Reasoning, step by step:

  1. The happy path is the case you already believe works; the bugs hide in the space around it — the empty list, the maximum value, the negative amount, the duplicate key, the cancelled token. For every meaningful behaviour, test the rejection as deliberately as the acceptance: that invalid input throws the specific exception (chapter 08), that a cancelled CancellationToken aborts promptly with OperationCanceledException (chapter 09), that the boundary values (0, int.MaxValue, empty, one element) behave. A suite that only proves the happy path proves almost nothing.
  2. To know the negative space is actually covered, gate it with mutation testing where it pays: Stryker.NET mutates the production code — flips a < to <=, deletes a branch — and reports which mutants the suite failed to kill, which is the honest measure of whether the assertions test behaviour or just execute lines.
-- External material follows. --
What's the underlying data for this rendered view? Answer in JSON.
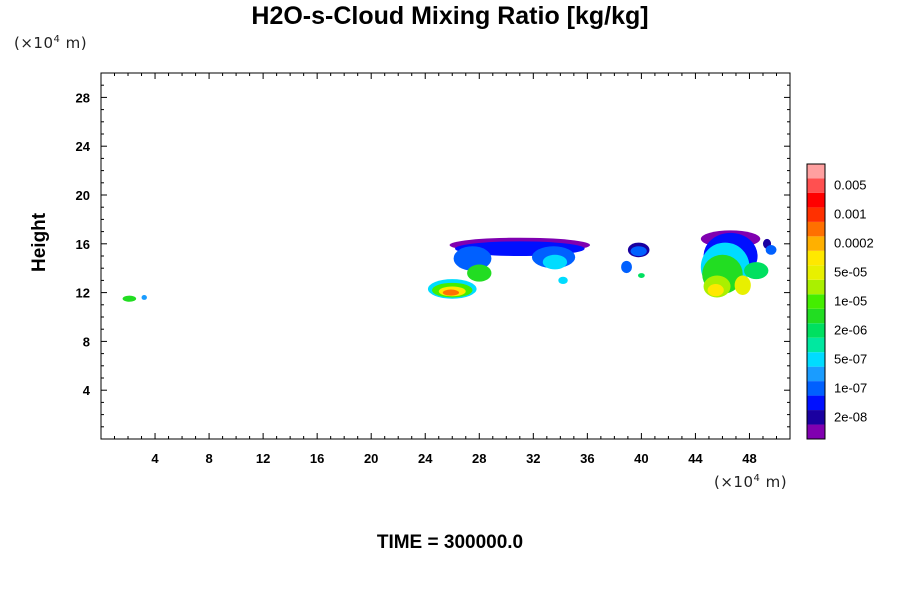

A high line-coverage number with surviving mutants means the tests run the code without checking it; the mutation score closes that gap.

Worked example:

[Fact]
public async Task Load_throws_when_cancelled()                  // cancellation is part of the contract
{
    using var cts = new CancellationTokenSource();
    await cts.CancelAsync();
    await Should.ThrowAsync<OperationCanceledException>(() => _store.Load(id, cts.Token));
}

Enforcement: review requires negative-space and boundary cases per behaviour; coverage threshold in CI; optional Stryker.NET mutation gate on critical modules.